Pharyngula

Jennifer Fulwiler responds

How fun! Fulwiler noticed that her claim to have five Catholic teachings that make sense to atheists actually didn’t, you know, make sense to any atheists, me included, so she’s now trying hard to rationalize it. She has a new post talking about reasoning with atheists that is even more confused and hilarious than the last. Here’s her first excuse:

I evidently did not make it clear enough that all of my examples were meant only to illustrate the intellectual consistency within Catholicism, and therefore assumed that you would be in a discussion with an atheist who would stipulate belief in God for the sake of argument.

So first, find an atheist who’s willing to pretend that she believes in a god. Then, while she’s pretending with all of her might, maybe her brain will be addled enough to accept the load of swill that follows. Brilliant! I have another suggestion: 1) find an atheist who is tripping balls on ‘shrooms, 2) whack them hard enough on the head to give them a concussion, and 3) proselytize! Jesus wins!

Of course, even if she does find an atheist willing to sit down with her and grant her one premise, that a god exists, the rest of her arguments still don’t work. “OK, you’ve granted that a god exists. Now, shouldn’t you be really impressed with the sinless, perfect, virginal woman who gave birth to him, just like a Catholic?” Uh, no. That’s a whole boatload of weird Catholic dogma you just dumped on me, in addition to the general premise.

Another part of her rationale is to displace the blame. You see, it’s not her fault that she can’t get through to me, it’s mine.

Myers and atheists like him are trapped in a prison of reason.

The title of her post is “reasoning with atheists,” but you see, the whole problem is that when you’re reasoning with atheists, they expect you to use reason. The bastards!

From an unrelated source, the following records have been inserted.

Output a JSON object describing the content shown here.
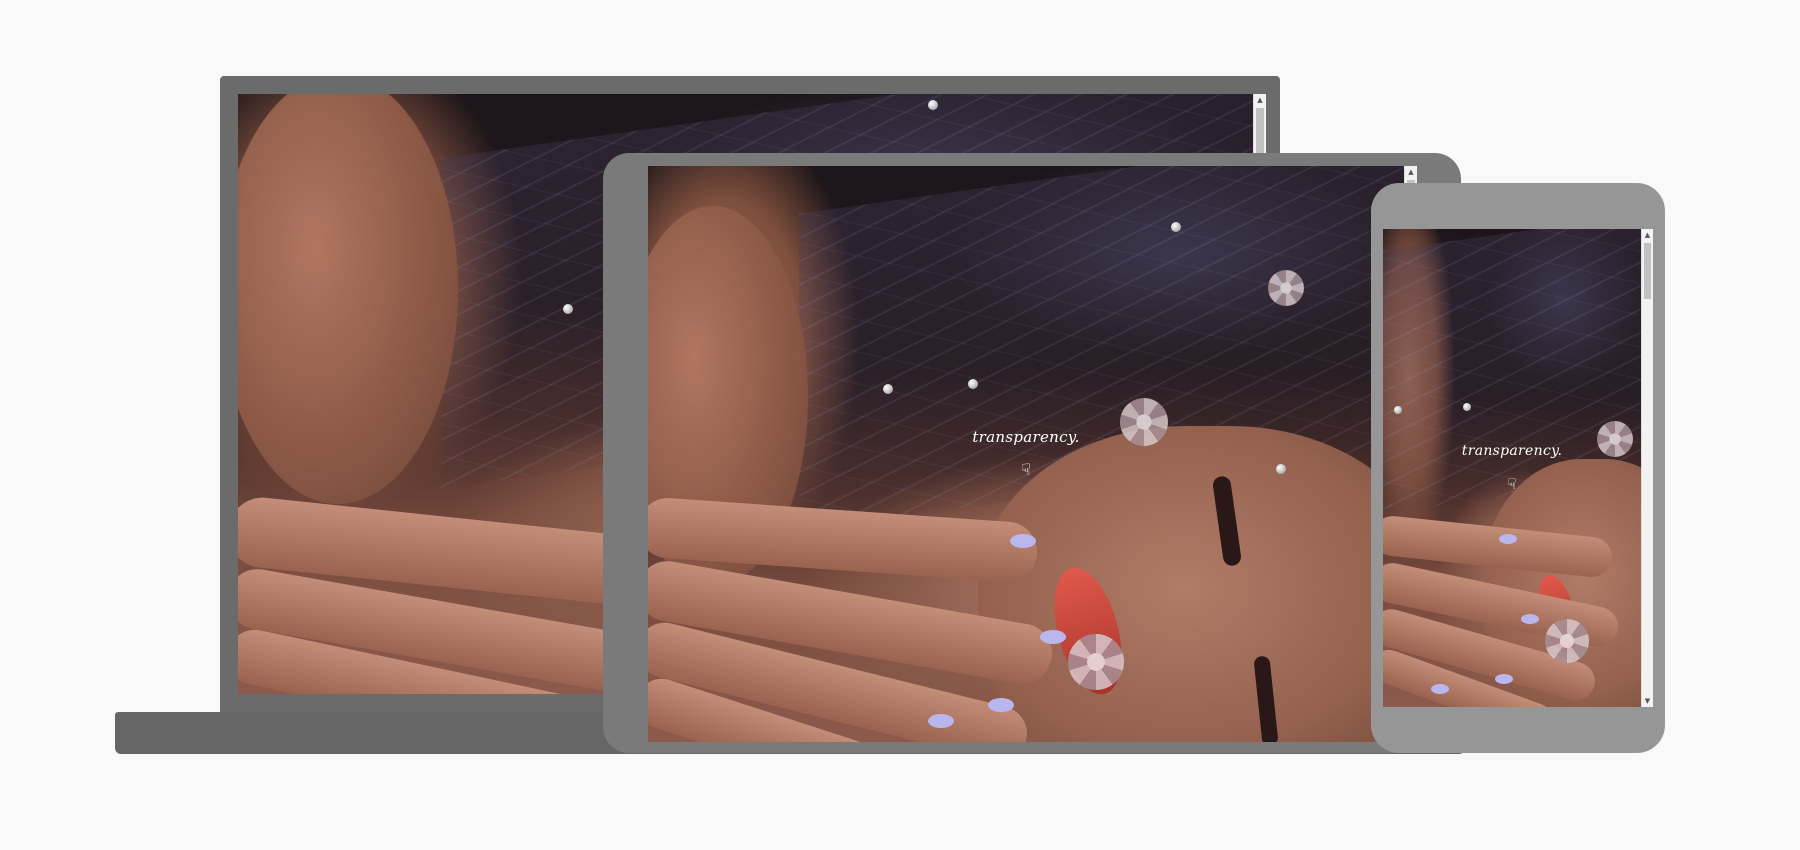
{
  "site": {
    "tagline": "transparency.",
    "pointer_glyph": "☟",
    "pointer_icon": "hand-pointing-down-icon"
  },
  "scrollbar": {
    "up_arrow": "▲",
    "down_arrow": "▼"
  },
  "colors": {
    "page_background": "#f9f9f9",
    "laptop_frame": "#6b6b6b",
    "tablet_frame": "#7a7a7a",
    "phone_frame": "#969696",
    "tagline_text": "#ffffff",
    "nail_polish": "#b9b6ee"
  }
}
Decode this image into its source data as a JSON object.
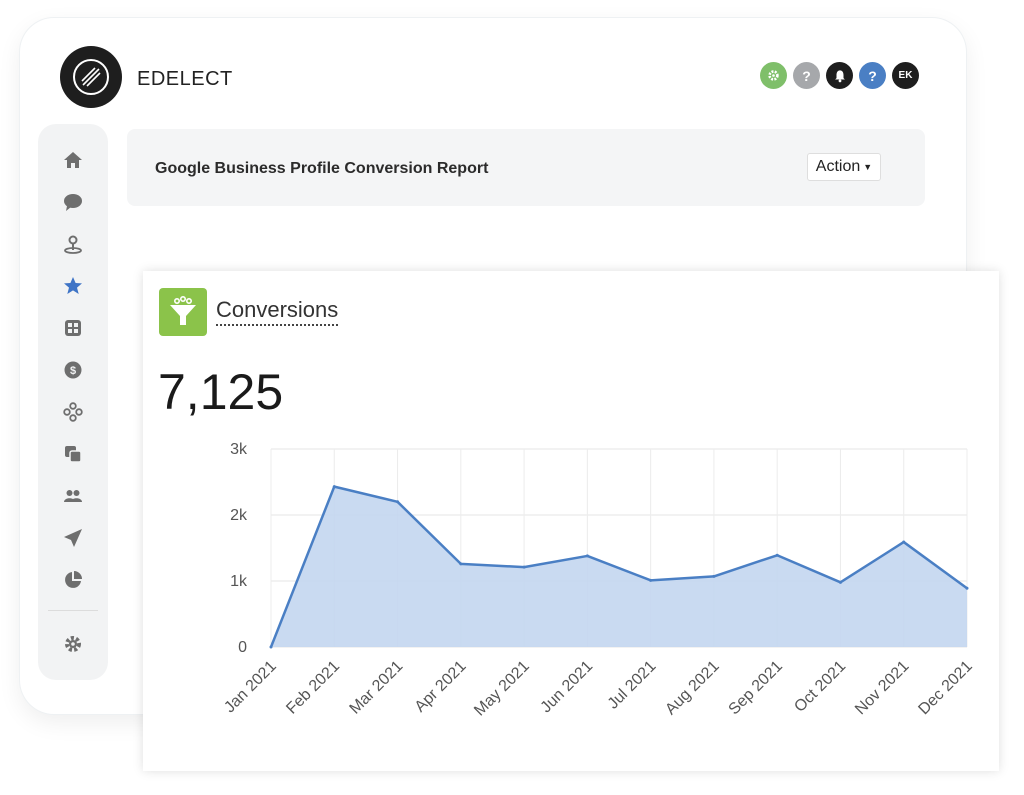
{
  "app": {
    "brand": "EDELECT"
  },
  "header": {
    "icons": [
      "settings-icon",
      "help-icon",
      "bell-icon",
      "help-icon",
      "avatar"
    ],
    "avatar_initials": "EK"
  },
  "sidebar": {
    "items": [
      "home-icon",
      "chat-icon",
      "location-pin-icon",
      "star-icon",
      "grid-icon",
      "dollar-icon",
      "share-icon",
      "copy-icon",
      "users-icon",
      "send-icon",
      "pie-chart-icon",
      "gear-icon"
    ],
    "active_item": "star-icon"
  },
  "report": {
    "title": "Google Business Profile Conversion Report",
    "action_label": "Action"
  },
  "card": {
    "label": "Conversions",
    "total": "7,125"
  },
  "colors": {
    "accent_green": "#8bc34a",
    "line_blue": "#4a7fc4",
    "area_fill": "#c3d6ef"
  },
  "chart_data": {
    "type": "area",
    "x": [
      "Jan 2021",
      "Feb 2021",
      "Mar 2021",
      "Apr 2021",
      "May 2021",
      "Jun 2021",
      "Jul 2021",
      "Aug 2021",
      "Sep 2021",
      "Oct 2021",
      "Nov 2021",
      "Dec 2021"
    ],
    "values": [
      0,
      2430,
      2200,
      1260,
      1210,
      1380,
      1010,
      1070,
      1390,
      980,
      1590,
      890
    ],
    "ylim": [
      0,
      3000
    ],
    "yticks": [
      "0",
      "1k",
      "2k",
      "3k"
    ],
    "grid": true,
    "legend": "none"
  }
}
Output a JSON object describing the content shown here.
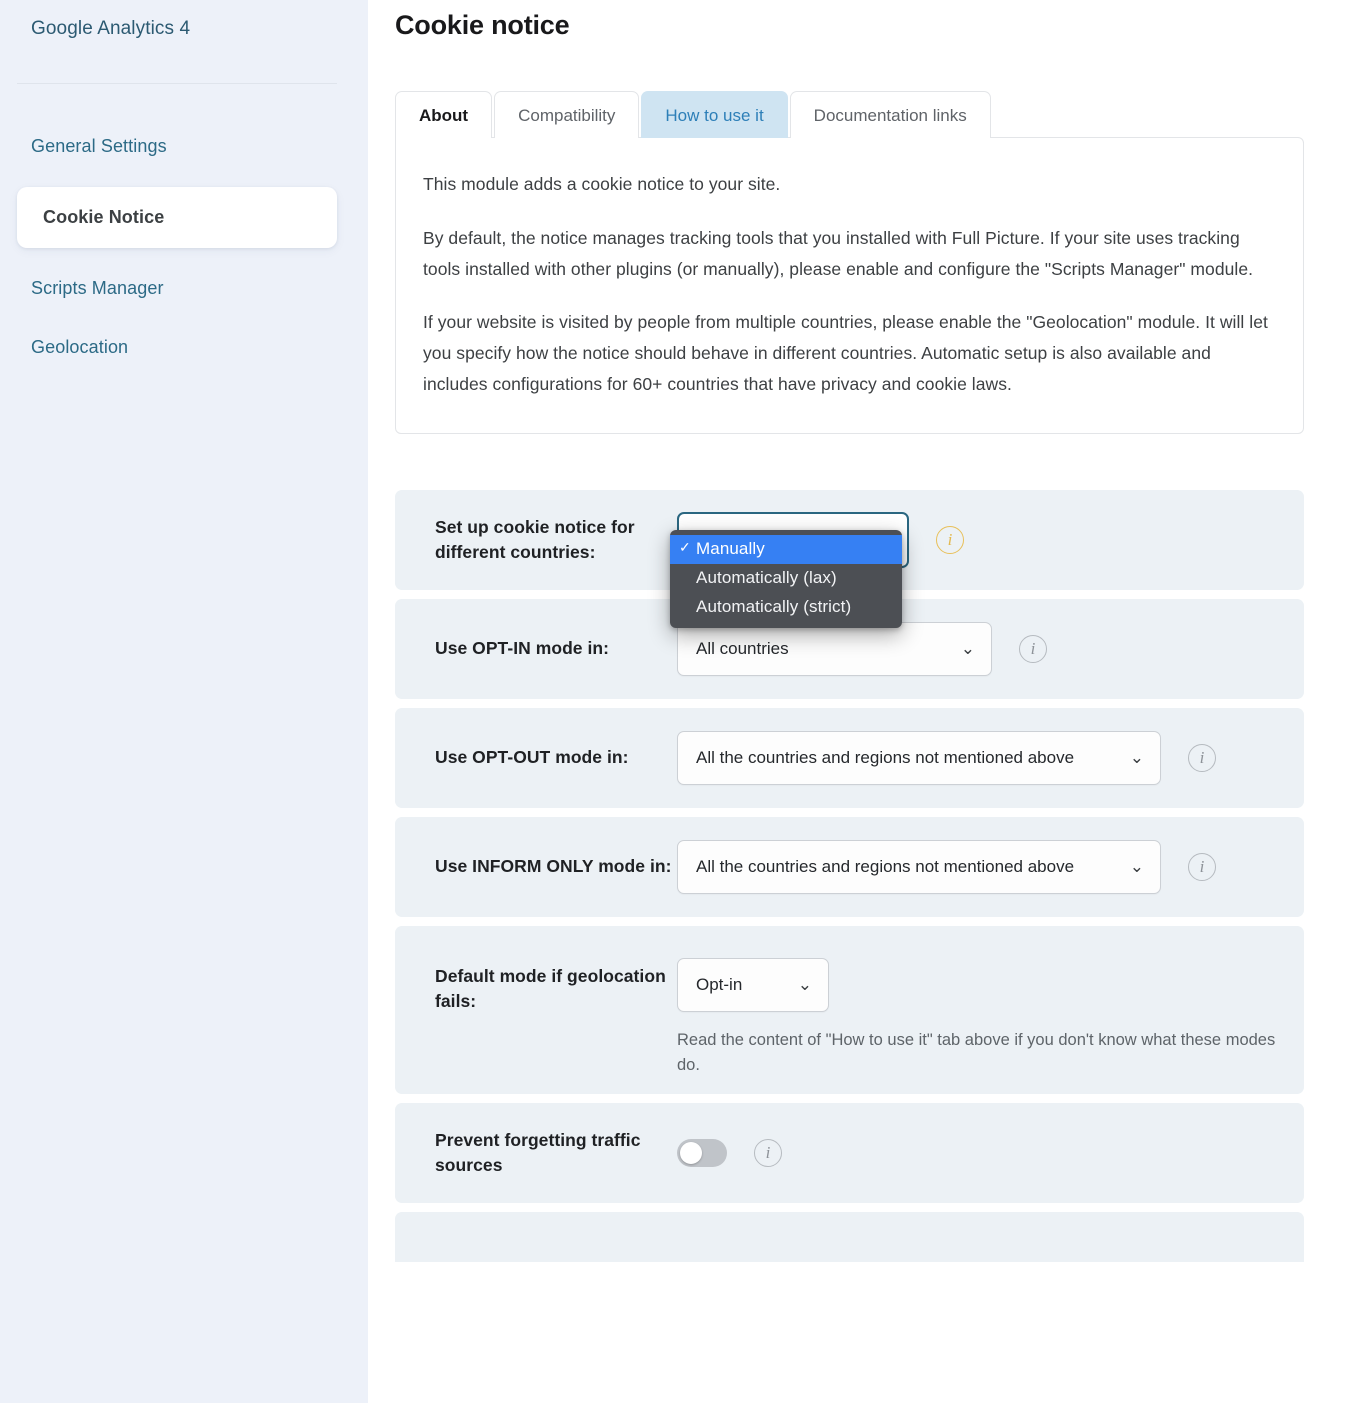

Finally, there’s some of the usual fol-de-rol about Love. God is like Love, you see, and just as you can’t reason someone into understanding love, you can’t reason them into believing in a god. She doesn’t seem to appreciate the difference, though: I can find evidence of love from some people, and evidence of a lack of love from other people. I don’t blindly charge up and announce my love for someone without signs of reciprocation, and any love I might feel for someone will wither in the absence of such signs. If she’s actually raising her kids teaching them that love is just like their faith in a Catholic god, I feel very sorry for them: they’re going to grow up to be disappointed fantasists and stalkerish weirdos.

The next post from Fulwiler is going to have to be something like “Winning hearts for Jesus with ‘shrooms and a ball-peen hammer”, ’cause that’s the only way she’s going to persuade an atheist with the drivel she’s churning out.